小学校の修学旅行のおこづかいは三千円。その中でお父さんにもおばあさんにも、お土産、記念に自分にもひとつくらい何か買いたい。みんな、何を買ったら喜んでくれるだろう、頭を悩ませていて、そしたら、おこづかいの範囲で買えるきれいなブローチがあった。しかも真珠がついている!
友達みんなに知らせたんでしょうね。「おい、いい真珠のブローチがあるぞ!」って。小学生だもの、真珠=(イコール)宝石。わあ、宝石買ってあげたらお母さんものずごく喜ぶぞ、僕買う、私も買う。
そして参観日、どのお母さんの胸にも、そのブローチが輝いていて、「あ、あのブローチ、お母さんつけてきてる。ほかのお母さんよりも、自分のお母さんの方がよく似合う」そう思ったんじゃないでしょうか、子供達。
おばさんが話を続けます。
「私が真珠のブローチもろたのみて、お父さんがいうんよ。
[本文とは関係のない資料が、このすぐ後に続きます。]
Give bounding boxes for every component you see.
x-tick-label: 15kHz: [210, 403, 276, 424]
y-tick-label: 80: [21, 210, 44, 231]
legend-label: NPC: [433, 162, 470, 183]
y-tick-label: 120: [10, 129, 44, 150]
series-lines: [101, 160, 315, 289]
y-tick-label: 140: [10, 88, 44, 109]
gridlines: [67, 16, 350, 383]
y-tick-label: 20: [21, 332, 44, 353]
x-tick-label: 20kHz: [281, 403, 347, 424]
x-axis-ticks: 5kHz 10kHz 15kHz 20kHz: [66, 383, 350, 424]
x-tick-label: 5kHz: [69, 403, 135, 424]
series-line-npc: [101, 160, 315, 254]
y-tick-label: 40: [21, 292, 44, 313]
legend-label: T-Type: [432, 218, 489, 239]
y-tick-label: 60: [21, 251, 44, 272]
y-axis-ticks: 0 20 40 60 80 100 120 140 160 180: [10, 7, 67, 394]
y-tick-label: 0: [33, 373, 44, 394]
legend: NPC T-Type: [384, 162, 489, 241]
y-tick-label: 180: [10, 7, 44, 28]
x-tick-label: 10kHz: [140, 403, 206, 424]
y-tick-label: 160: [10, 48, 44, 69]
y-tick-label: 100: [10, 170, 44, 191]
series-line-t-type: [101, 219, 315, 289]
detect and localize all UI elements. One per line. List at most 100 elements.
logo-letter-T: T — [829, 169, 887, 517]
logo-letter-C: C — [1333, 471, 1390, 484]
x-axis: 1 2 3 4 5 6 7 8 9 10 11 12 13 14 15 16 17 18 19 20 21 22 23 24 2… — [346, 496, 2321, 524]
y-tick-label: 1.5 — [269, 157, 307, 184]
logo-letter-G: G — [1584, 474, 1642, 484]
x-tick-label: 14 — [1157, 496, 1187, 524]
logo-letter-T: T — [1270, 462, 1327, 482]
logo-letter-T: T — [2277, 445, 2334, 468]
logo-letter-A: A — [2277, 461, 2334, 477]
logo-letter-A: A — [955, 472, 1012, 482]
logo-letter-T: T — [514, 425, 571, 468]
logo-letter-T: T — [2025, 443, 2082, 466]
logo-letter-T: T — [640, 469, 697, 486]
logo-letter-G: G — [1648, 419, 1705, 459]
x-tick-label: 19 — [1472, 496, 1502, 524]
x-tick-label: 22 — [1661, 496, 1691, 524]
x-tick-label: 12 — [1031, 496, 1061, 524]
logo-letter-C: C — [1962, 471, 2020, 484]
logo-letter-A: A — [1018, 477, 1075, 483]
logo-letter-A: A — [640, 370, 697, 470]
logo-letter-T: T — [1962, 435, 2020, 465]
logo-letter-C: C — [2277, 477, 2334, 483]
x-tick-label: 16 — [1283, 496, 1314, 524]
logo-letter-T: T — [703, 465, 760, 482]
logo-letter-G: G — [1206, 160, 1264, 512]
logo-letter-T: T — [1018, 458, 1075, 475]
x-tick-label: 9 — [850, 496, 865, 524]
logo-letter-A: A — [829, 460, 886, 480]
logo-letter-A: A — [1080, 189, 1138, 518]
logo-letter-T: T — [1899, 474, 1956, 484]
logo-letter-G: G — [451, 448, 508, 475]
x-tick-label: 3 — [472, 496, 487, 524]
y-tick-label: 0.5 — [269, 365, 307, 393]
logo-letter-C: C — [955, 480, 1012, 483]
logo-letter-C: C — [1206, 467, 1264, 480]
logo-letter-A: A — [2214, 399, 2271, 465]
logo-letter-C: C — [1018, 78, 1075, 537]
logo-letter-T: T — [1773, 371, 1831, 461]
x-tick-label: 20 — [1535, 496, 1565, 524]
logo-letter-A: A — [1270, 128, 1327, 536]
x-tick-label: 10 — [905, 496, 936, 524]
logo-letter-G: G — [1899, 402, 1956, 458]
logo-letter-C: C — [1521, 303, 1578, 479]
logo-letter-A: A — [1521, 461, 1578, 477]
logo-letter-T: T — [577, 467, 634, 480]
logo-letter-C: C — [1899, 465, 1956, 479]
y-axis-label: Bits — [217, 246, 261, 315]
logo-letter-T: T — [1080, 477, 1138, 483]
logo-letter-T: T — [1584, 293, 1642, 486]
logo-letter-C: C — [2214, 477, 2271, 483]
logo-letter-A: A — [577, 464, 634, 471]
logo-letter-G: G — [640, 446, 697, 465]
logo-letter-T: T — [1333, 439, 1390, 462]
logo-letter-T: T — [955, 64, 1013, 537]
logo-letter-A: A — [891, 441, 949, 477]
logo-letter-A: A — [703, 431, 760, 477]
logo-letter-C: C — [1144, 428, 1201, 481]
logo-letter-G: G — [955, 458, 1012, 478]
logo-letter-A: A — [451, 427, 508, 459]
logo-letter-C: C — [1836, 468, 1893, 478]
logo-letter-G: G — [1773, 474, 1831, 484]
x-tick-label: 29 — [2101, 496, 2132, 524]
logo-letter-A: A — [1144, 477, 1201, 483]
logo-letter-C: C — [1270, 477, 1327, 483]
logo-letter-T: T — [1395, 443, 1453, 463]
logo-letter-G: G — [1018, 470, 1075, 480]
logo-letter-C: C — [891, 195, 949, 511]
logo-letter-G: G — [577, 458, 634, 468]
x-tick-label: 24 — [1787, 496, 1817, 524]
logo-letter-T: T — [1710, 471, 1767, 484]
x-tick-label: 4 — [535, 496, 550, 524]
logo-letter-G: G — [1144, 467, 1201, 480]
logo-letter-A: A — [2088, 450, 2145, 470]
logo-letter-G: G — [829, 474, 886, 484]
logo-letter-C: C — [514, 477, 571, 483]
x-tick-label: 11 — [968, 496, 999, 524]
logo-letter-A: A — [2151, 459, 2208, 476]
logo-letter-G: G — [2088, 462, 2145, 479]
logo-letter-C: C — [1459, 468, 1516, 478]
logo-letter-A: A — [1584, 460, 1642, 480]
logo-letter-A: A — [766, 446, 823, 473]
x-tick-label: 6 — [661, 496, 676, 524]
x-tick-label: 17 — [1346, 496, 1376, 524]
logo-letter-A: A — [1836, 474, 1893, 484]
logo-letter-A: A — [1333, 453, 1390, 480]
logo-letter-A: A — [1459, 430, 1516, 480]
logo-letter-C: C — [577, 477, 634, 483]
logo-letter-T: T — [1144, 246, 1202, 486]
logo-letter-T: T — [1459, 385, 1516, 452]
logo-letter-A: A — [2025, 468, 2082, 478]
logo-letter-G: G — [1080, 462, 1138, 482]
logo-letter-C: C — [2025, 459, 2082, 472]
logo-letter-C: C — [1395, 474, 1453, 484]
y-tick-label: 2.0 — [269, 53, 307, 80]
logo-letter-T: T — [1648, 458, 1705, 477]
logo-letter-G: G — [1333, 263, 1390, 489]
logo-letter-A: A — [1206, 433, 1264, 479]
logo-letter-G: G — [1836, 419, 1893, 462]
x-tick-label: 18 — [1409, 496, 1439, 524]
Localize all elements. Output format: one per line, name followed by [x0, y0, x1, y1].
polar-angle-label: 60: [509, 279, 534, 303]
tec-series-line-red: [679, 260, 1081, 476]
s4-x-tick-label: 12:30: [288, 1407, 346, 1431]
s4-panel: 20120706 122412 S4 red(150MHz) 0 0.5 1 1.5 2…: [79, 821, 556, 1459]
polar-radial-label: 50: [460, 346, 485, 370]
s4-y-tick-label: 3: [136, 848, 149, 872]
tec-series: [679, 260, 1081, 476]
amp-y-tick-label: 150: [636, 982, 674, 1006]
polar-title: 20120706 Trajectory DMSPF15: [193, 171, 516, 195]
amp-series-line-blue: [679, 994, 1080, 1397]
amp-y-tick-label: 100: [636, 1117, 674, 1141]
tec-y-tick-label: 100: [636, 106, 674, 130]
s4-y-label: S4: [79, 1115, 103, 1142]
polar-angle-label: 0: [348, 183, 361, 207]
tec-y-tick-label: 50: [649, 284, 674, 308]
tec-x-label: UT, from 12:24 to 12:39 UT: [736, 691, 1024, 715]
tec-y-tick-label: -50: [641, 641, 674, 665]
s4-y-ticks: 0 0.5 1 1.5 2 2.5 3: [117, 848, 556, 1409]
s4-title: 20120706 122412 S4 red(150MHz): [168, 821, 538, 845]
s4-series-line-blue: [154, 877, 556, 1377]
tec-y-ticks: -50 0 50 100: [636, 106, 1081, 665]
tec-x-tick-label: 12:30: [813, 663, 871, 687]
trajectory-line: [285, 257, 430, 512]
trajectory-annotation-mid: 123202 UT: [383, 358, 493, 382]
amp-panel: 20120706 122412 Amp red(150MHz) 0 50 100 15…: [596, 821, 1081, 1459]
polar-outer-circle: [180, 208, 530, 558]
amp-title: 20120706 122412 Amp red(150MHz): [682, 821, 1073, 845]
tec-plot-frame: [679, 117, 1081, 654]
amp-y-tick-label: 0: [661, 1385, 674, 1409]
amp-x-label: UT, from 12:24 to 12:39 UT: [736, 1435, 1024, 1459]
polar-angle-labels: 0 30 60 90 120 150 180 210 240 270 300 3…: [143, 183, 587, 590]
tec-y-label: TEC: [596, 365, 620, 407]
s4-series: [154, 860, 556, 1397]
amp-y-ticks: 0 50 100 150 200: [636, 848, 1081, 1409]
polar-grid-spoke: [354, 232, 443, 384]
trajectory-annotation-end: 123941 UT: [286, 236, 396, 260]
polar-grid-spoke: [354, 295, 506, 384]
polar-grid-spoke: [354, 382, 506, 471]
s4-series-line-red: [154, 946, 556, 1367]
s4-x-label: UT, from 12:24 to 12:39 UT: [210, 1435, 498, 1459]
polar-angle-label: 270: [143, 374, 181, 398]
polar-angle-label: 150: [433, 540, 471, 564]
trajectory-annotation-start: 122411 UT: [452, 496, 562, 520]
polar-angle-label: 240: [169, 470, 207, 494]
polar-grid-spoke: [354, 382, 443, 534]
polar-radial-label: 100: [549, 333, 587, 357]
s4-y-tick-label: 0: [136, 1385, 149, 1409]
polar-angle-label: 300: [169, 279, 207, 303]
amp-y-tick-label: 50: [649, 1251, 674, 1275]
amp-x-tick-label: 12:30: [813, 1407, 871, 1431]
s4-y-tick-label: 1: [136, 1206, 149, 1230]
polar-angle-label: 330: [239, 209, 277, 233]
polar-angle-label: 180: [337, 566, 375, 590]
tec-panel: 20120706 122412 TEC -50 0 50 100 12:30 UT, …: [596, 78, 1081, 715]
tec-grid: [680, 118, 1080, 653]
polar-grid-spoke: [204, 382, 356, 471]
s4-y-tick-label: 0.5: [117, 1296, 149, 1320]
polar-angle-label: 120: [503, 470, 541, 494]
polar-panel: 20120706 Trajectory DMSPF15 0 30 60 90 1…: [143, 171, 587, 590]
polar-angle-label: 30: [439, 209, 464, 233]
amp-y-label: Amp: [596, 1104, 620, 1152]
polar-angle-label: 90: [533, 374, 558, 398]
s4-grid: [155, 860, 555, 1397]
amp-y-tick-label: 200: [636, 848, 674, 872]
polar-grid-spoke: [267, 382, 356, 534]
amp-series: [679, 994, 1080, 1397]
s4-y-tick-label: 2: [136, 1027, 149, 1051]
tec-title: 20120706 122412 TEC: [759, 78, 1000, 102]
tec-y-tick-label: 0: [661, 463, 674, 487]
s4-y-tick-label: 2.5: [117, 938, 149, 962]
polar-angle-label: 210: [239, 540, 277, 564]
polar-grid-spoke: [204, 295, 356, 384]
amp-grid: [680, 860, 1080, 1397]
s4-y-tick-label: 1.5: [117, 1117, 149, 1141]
『その養殖場へはわしも行った事があるけど、ほの時ひとつお前に買うたろかなて思たんや。けど、アクセサリーっちゅうのは買うても気に入らなしょうがないやろ。で、またいつかお前とここへ来た時、お前の好きなやつを買うたろ思て買わんかった。』うまいこと逃げやんすわ。だから、はよ買いに連れて行けゆうて、お父さん催促してるとこ」
御主人の話では、いいネックレスがあって二十万円程だったとか。あーっあれ買うたろかなーって思ってたそうです。
ねぇ、そう思ってらっしゃる御主人、なるべくはやく奥さんにそのネックレス買ってあげてくださいね。